Endovascular treatments have become a mainstay for suitable aneurysms. Most aneurysms can now be treated by without the need to approach the aneurysm through an opening in the skull.
The best established and most widely used endovascular treatment is called coiling. To begin with this was accomplished by deploying coils of platinum metal within the aneurysm dome. The coils are straight when mounted on a delivery wire but at the instigation of an electrical current they detach and conform to a 3 dimensional shape. The end result resembles a tiny ball of wire wool with the aneurysm.
This procedure does still require a general anaesthetic in almost all cases to ensure that the head remains absolutely still. A thin wire is passed though an artery in the groin or arm and navigated up through the main blood vessel of the body- the aorta. The wire travels past the heart, up through the blood vessels in the neck and into the arteries within the skull that deliver blood to the brain.
Coiling has proven a safe and robust treatment for most ruptured aneurysms in prospective randomised clinical trials. It has been our first-line treatment for ruptured aneurysms for more than twenty years now. It is not suitable for all aneurysms however. The shape or size of the aneurysm may dictate that a different endovascular technique (see below) or surgical repair is more advisable.
The risks of coiling include a small risk to life and risk of stroke in common with any treatment for brain aneurysms. Bruising may develop at the site of the needle puncture and rarely injury to the artery through which the artery is accessed may require surgical repair.
Coiled aneurysms require follow-up for several years to guard against aneurysm recurrence. This is usually carried out with MR angiography and begins with a scan at six months after the initial treatment. If the aneurysm is completely occluded at six months the chances are very good that it will not recur. In our practice we will continue follow-up for at least four years. Over time the tiny coil elements may get pushed together by the blood pressure and the coil "ball" is reduced in size allowing the aneurysm to potentially to refill. Filling into the centre of the coil mass seems to remain relatively protected against rupture. Blood flowing between the coil ball and the aneurysm wall though is concerning and further treatment usually recommended.
After an uncomplicated coiling blood thinning medication is usually not required. However if some element of the coils mass projects into the normal path of blood flow an agent such as aspirin may be prescribed.
Stents are tiny metal tubes that may be deployed within blood vessels. They are used to prevent an coil ball from falling into the path of passing blood risking blockage of a blood vessel and resulting stroke. They are also used to hold blood vessels open where they have become narrowed and may be used to snare and retrieve blood clots within arteries.
Ultimately it is hoped that a stent will be incorporated into a blood vessel wall and covered by the cells which normally form the inner lining of healthy arteries.
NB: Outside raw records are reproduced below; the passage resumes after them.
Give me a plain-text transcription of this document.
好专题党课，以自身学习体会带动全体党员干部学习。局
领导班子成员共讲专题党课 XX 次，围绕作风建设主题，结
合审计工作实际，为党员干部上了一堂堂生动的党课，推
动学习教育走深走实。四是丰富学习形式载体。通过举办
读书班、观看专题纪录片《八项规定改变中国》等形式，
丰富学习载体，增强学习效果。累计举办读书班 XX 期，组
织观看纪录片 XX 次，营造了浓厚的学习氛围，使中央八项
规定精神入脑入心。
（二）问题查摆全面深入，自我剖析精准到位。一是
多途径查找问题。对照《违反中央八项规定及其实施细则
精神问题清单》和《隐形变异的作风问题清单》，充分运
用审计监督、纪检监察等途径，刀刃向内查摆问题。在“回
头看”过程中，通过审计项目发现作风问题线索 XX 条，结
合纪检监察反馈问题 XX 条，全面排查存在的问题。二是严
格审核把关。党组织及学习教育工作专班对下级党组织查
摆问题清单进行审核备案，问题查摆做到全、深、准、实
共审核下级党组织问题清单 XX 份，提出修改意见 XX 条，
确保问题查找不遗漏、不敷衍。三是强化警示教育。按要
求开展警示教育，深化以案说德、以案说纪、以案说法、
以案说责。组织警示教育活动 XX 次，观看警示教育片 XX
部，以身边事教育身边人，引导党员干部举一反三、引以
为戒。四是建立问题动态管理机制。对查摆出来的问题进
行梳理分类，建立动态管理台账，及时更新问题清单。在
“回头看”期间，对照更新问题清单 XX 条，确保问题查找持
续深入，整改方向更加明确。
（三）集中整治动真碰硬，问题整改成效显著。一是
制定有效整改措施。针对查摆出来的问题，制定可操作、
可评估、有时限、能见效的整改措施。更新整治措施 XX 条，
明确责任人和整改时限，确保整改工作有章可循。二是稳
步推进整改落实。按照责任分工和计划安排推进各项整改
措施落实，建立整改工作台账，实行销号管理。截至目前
They are however foreign bodies that provoke blood clotting and therefore require that the patient take blood thinning medication at the time of their insertion. The requirement of a stent to support an aneurysm coiling increases the risk of complication slightly and introduces the risk of bleeding complications into the brain itself or in the pelvis and abdomen because of the need to impair the bloods ability to form clots. The benefits of the stent requires balancing against the need and the possible alternatives that might be condsidered.
These are a newer evolution in stent technology where the wall of the stent is more densely covered than those described above. As this density increases the stent serves to divert the flow of blood from an aneurysm into the parent artery , not only serving as a physical support to a coil construct. Such flow-diverting stents (FDS) may even be used without coiling the aneurysm so great is their ability to cause thrombosis within some aneurysms. In our practice to date however we have found it safest to combine them with coiling to make the aneurysm secure.
There are similar risks to open cell stents. Treatment with two types of anti-platelet medication is recommended before implantation and this is continued for a period after treatment before reverting to a single agent if safe to do so. as with any treatment for aneurysms there is a risk to life and of stroke. The decision to deploy such a device is made jointly with specialist interventional neuroadiologists as part of a multi-disciplinary team in this practice. Again you will be fully appraised of avaialble alternatives if such treatment is considered.
These are a family of endovascular devices originally intended to endovascularly treatwide necked aneurysms without the need to administer drugs to inhibit blood clotting. However as experienced as accrued with them use of an antiplatelet agent is often reccomended in the early stages after treatment. There are now various such devices marketed. Those currently in use for selected cases at our practice are the WEB and Contour devices.
This type of technology evolves rapidly and do allow treatment options for lesions that sometimes could not be safely treated by other means. However it requires time to be certain that new devices are safe and efficacious once in widespread use.
If a novel device is being considered as part of your treatment in our practice we encourage you to ask questions of us. We will be happy to provide additional written information about novel devices and discuss alternative approaches. Where possible we look to introduce novel devices in the context of a clinical trial or contribute data to registries. Of course you should always receive an informed, expert opinion about available alternatives.